Creating a ML algorithm where the train data does not have same number of columns in all records-CodePudding

So I have the following train data (no header, explanation bellow):

[1.3264,1.3264,1.3263,1.32632]
[2.32598,2.3256,2.3257,2.326,2.3256,2.3257,2.32566]
[10.3215,10.3215,10.3214,10.3214,10.3214,10.32124]

It does not have an header because all elements with exception of the last 1 on each array are inputs and the last one is the result/output.

So taking first example: 1.3264,1.3264,1.3263 are inputs/feed data that I want to give to the algorith and 1.32632 is the outcome/result.

All of these are historical values that would lead to a pattern recognition. I would like to give some test data to the algorith and he would give me outcome/result based on that pattern he identified.

From all the examples I looked into with ML and sklearn, I have never seen one where you have(for the same type of data) multiple entries. They all seem to have the same number of columns and diferent types of inputs whereas mine is always the same type of input.

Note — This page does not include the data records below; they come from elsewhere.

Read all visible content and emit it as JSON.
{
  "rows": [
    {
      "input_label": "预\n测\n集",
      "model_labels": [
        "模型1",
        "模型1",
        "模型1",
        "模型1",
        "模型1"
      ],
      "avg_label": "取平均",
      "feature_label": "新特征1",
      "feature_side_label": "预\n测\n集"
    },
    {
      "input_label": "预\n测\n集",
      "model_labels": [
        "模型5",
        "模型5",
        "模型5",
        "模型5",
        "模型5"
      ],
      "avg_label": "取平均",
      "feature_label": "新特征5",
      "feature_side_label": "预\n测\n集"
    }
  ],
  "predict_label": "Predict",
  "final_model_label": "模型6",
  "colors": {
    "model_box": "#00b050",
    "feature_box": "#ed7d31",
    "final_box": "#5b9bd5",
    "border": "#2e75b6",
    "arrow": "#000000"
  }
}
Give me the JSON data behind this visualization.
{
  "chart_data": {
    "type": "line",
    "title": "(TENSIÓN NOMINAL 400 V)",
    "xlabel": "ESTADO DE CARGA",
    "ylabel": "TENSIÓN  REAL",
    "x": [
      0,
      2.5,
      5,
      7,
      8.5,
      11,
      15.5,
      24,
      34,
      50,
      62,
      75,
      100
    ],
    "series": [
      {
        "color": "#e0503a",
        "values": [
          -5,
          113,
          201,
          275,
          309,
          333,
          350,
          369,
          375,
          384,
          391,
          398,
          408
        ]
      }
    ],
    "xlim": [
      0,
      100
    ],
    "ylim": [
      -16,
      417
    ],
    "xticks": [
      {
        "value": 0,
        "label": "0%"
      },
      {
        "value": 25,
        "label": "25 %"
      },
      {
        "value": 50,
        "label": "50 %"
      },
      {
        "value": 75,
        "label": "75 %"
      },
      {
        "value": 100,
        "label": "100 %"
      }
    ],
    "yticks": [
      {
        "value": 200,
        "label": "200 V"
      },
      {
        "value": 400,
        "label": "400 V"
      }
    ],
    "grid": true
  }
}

CodePudding user response：

You can try two different approaches:

Extract features from your variable length data to make the features have fixed size. After that you can use any algorithm from sklearn or other packages. Feature extraction is highly domain-specific process that requires context of what the data actually is. For example you can try similar features:

import numpy as np


def extract_features_one_row(arr):
    arr = np.array(arr[:-1])
    y = arr[-1]

    features = [
        np.mean(arr),
        np.sum(arr),
        np.median(arr),
        np.std(arr),
        np.percentile(arr, 5),
        np.percentile(arr, 95),
        np.percentile(arr, 25),
        np.percentile(arr, 75),
        (arr[1:] > arr[:-1]).sum(),  # number of increasing pairs
        (arr > arr.mean()).sum(),  # number of elements > mean value
        # extract trends, number of modes, etc
    ]
    return features, y


data = [
    [1.3264, 1.3264, 1.3263, 1.32632],
    [2.32598, 2.3256, 2.3257, 2.326, 2.3256, 2.3257, 2.32566],
    [10.3215, 10.3215, 10.3214, 10.3214, 10.3214, 10.32124],
]

X, y = zip(*[extract_features_one_row(row) for row in data])
X = np.array(X)  # (3, 10)
print(X.shape, y)

So now X_data have the same number of columns.

Use ML algorithm that supports variable length data: Recurrent neural networks, transformers, convolutional networks with padding.